Open Letter to the BBC
Re: BBC-Somali Discussion on Human Rights Watch’s July 5th, 2018 Jail Ogaden Report
On 6th July 2018 at 15:00 GMT, BBC-Somali hosted a live discussion on Human Rights Watch’s (HRW) report on Jail Ogaden released on 5th July 2018. The report is titled ‘We are like the Dead: Torture and other Human Rights Abuses in Jail Ogaden, Somali Regional State, Ethiopia’ which describes a horrific pattern of abuse, torture and rape in one of Ethiopia’s most notorious prisons. Thousands of prisoners are held without access to a lawyer, family or medical care and without being charged of a single crime, most are civilians held illegally for suspected support of rebel groups in the region. A clear majority of detainees are also political prisoners associated with the Ogaden National Liberation Front (ONLF).
In attempt to provide a ‘balanced’ and ‘impartial’ discussion on the release of Human Rights Watch’s new report, Abdi Iley’s administration in Jigjiga provided a spokesperson denying the findings of the report entirely. To strengthen their case, they forced Muhumed Ani- a political prisoner to speak on the conditions of the prison. Muhumed Ani spent 4 years in Jail Ogaden. In February 2014, he was captured by the Somali military in a town called Guri Ceel in Somalia and was handed over to Ethiopian and Liyu Police forces. Four years later in February 2018 hundreds of ONLF prisoners were released from Jail Ogaden only to be sent to labor camps in Bayaxow near Godey as a form of continued punishment and imprisonment. As a high-profile political prisoner, the administration chose to weaponize the symbol of Muhumed Ani (as a rebel leader) to discredit the findings on the Jail Ogaden report which has caused negative publicity for Abdi Iley’s administration in just 24 hours. As such, he was transported from Bayaxow to Jigjiga and forced to participate in the BBC interview.

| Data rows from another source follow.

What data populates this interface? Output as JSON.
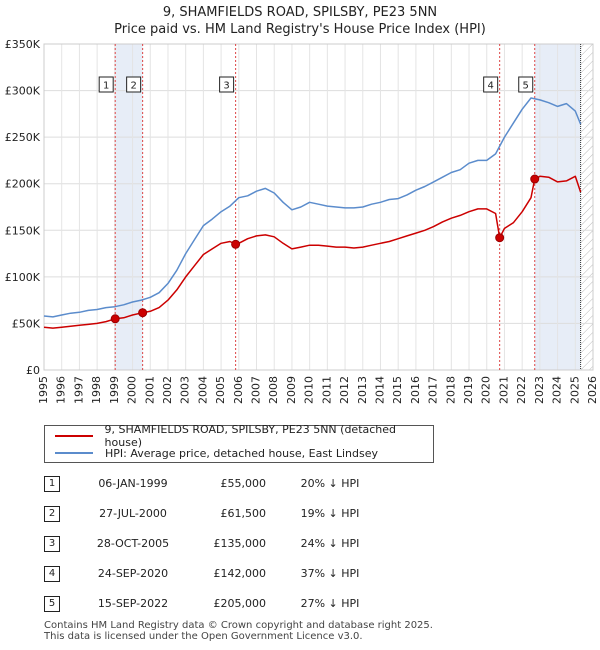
{
  "title": {
    "line1": "9, SHAMFIELDS ROAD, SPILSBY, PE23 5NN",
    "line2": "Price paid vs. HM Land Registry's House Price Index (HPI)"
  },
  "legend": {
    "property_label": "9, SHAMFIELDS ROAD, SPILSBY, PE23 5NN (detached house)",
    "hpi_label": "HPI: Average price, detached house, East Lindsey"
  },
  "sales": [
    {
      "num": "1",
      "date": "06-JAN-1999",
      "price": "£55,000",
      "pct": "20% ↓ HPI"
    },
    {
      "num": "2",
      "date": "27-JUL-2000",
      "price": "£61,500",
      "pct": "19% ↓ HPI"
    },
    {
      "num": "3",
      "date": "28-OCT-2005",
      "price": "£135,000",
      "pct": "24% ↓ HPI"
    },
    {
      "num": "4",
      "date": "24-SEP-2020",
      "price": "£142,000",
      "pct": "37% ↓ HPI"
    },
    {
      "num": "5",
      "date": "15-SEP-2022",
      "price": "£205,000",
      "pct": "27% ↓ HPI"
    }
  ],
  "footer": {
    "line1": "Contains HM Land Registry data © Crown copyright and database right 2025.",
    "line2": "This data is licensed under the Open Government Licence v3.0."
  },
  "colors": {
    "property": "#cc0000",
    "hpi": "#5b8ccc",
    "shade": "#dde6f4",
    "hatch": "#bbbbbb",
    "vline": "#dd4444"
  },
  "chart_data": {
    "type": "line",
    "title": "Price paid vs. HM Land Registry's House Price Index (HPI)",
    "xlabel": "",
    "ylabel": "",
    "xlim": [
      1995,
      2026
    ],
    "ylim": [
      0,
      350000
    ],
    "x_ticks": [
      1995,
      1996,
      1997,
      1998,
      1999,
      2000,
      2001,
      2002,
      2003,
      2004,
      2005,
      2006,
      2007,
      2008,
      2009,
      2010,
      2011,
      2012,
      2013,
      2014,
      2015,
      2016,
      2017,
      2018,
      2019,
      2020,
      2021,
      2022,
      2023,
      2024,
      2025,
      2026
    ],
    "y_ticks": [
      0,
      50000,
      100000,
      150000,
      200000,
      250000,
      300000,
      350000
    ],
    "y_tick_labels": [
      "£0",
      "£50K",
      "£100K",
      "£150K",
      "£200K",
      "£250K",
      "£300K",
      "£350K"
    ],
    "grid": true,
    "data_ends": 2025.3,
    "shaded_ranges": [
      [
        1999.02,
        2000.57
      ],
      [
        2022.71,
        2025.3
      ]
    ],
    "series": [
      {
        "name": "HPI: Average price, detached house, East Lindsey",
        "color": "#5b8ccc",
        "x": [
          1995.0,
          1995.5,
          1996.0,
          1996.5,
          1997.0,
          1997.5,
          1998.0,
          1998.5,
          1999.0,
          1999.5,
          2000.0,
          2000.5,
          2001.0,
          2001.5,
          2002.0,
          2002.5,
          2003.0,
          2003.5,
          2004.0,
          2004.5,
          2005.0,
          2005.5,
          2006.0,
          2006.5,
          2007.0,
          2007.5,
          2008.0,
          2008.5,
          2009.0,
          2009.5,
          2010.0,
          2010.5,
          2011.0,
          2011.5,
          2012.0,
          2012.5,
          2013.0,
          2013.5,
          2014.0,
          2014.5,
          2015.0,
          2015.5,
          2016.0,
          2016.5,
          2017.0,
          2017.5,
          2018.0,
          2018.5,
          2019.0,
          2019.5,
          2020.0,
          2020.5,
          2021.0,
          2021.5,
          2022.0,
          2022.5,
          2023.0,
          2023.5,
          2024.0,
          2024.5,
          2025.0,
          2025.3
        ],
        "y": [
          58000,
          57000,
          59000,
          61000,
          62000,
          64000,
          65000,
          67000,
          68000,
          70000,
          73000,
          75000,
          78000,
          83000,
          93000,
          107000,
          125000,
          140000,
          155000,
          162000,
          170000,
          176000,
          185000,
          187000,
          192000,
          195000,
          190000,
          180000,
          172000,
          175000,
          180000,
          178000,
          176000,
          175000,
          174000,
          174000,
          175000,
          178000,
          180000,
          183000,
          184000,
          188000,
          193000,
          197000,
          202000,
          207000,
          212000,
          215000,
          222000,
          225000,
          225000,
          232000,
          250000,
          265000,
          280000,
          292000,
          290000,
          287000,
          283000,
          286000,
          278000,
          264000
        ]
      },
      {
        "name": "9, SHAMFIELDS ROAD, SPILSBY, PE23 5NN (detached house)",
        "color": "#cc0000",
        "x": [
          1995.0,
          1995.5,
          1996.0,
          1996.5,
          1997.0,
          1997.5,
          1998.0,
          1998.5,
          1999.02,
          1999.5,
          2000.0,
          2000.57,
          2001.0,
          2001.5,
          2002.0,
          2002.5,
          2003.0,
          2003.5,
          2004.0,
          2004.5,
          2005.0,
          2005.5,
          2005.82,
          2006.0,
          2006.5,
          2007.0,
          2007.5,
          2008.0,
          2008.5,
          2009.0,
          2009.5,
          2010.0,
          2010.5,
          2011.0,
          2011.5,
          2012.0,
          2012.5,
          2013.0,
          2013.5,
          2014.0,
          2014.5,
          2015.0,
          2015.5,
          2016.0,
          2016.5,
          2017.0,
          2017.5,
          2018.0,
          2018.5,
          2019.0,
          2019.5,
          2020.0,
          2020.5,
          2020.73,
          2021.0,
          2021.5,
          2022.0,
          2022.5,
          2022.71,
          2023.0,
          2023.5,
          2024.0,
          2024.5,
          2025.0,
          2025.3
        ],
        "y": [
          46000,
          45000,
          46000,
          47000,
          48000,
          49000,
          50000,
          52000,
          55000,
          56000,
          59000,
          61500,
          63000,
          67000,
          75000,
          86000,
          100000,
          112000,
          124000,
          130000,
          136000,
          138000,
          135000,
          136000,
          141000,
          144000,
          145000,
          143000,
          136000,
          130000,
          132000,
          134000,
          134000,
          133000,
          132000,
          132000,
          131000,
          132000,
          134000,
          136000,
          138000,
          141000,
          144000,
          147000,
          150000,
          154000,
          159000,
          163000,
          166000,
          170000,
          173000,
          173000,
          168000,
          142000,
          152000,
          158000,
          170000,
          185000,
          205000,
          208000,
          207000,
          202000,
          203000,
          208000,
          191000
        ]
      }
    ],
    "sales": [
      {
        "num": "1",
        "x": 1999.02,
        "y": 55000
      },
      {
        "num": "2",
        "x": 2000.57,
        "y": 61500
      },
      {
        "num": "3",
        "x": 2005.82,
        "y": 135000
      },
      {
        "num": "4",
        "x": 2020.73,
        "y": 142000
      },
      {
        "num": "5",
        "x": 2022.71,
        "y": 205000
      }
    ]
  }
}
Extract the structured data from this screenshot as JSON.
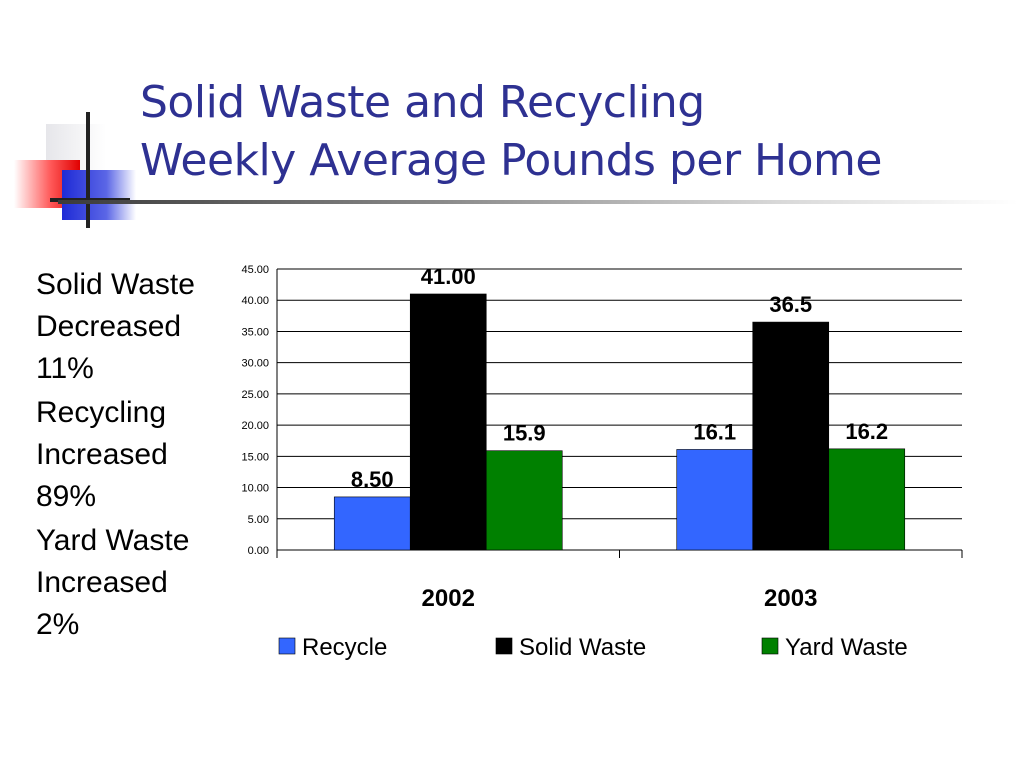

During his interview with BBC’s Mowlid Haji which lasted a few minutes, Muhumed Ani consistently evaded giving direct answers to the questions posed on this show. He repeatedly proclaimed: ‘I don't know anything about this report’ while his tone of voice and mannerism indicated a sense of clear distress and coercion. Mowlid Haji continued to persistently ask Muhumed Ani questions about his experiences even though he knew that Muhumed Ani was surrounded by government officials and thus unable to speak freely.
The BBC Somali service has endangered the life of Muhumed Ani to the brink of death, just hours after the interview he was abducted by Mukhtar Subane- a high ranking officer of the notorious Liyu Police paramilitary group to a remote location. According to close family members, Muhumed Ani is currently missing and strongly believed to be in a critical condition.
This interview demonstrated clear violations of basic journalistic and ethical standards. Mowlid Haji and BBC- Somali knowingly and recklessly endangered the life Muhmmed Ani. The Human Rights Watch report among similar reports have independently verified the systemic culture and policy of repression and violence in the Somali Region. This should have been enough to deem Muhumed Ani’s participation in the discussion as coerced, and he should not have been interviewed for his own safety and security. We call on the BBC to launch an urgent investigation into this piece of journalistic material which has already incited physical harm and violence, and which may escalate further endangering Muhumed Ani’s family and other prisoners too.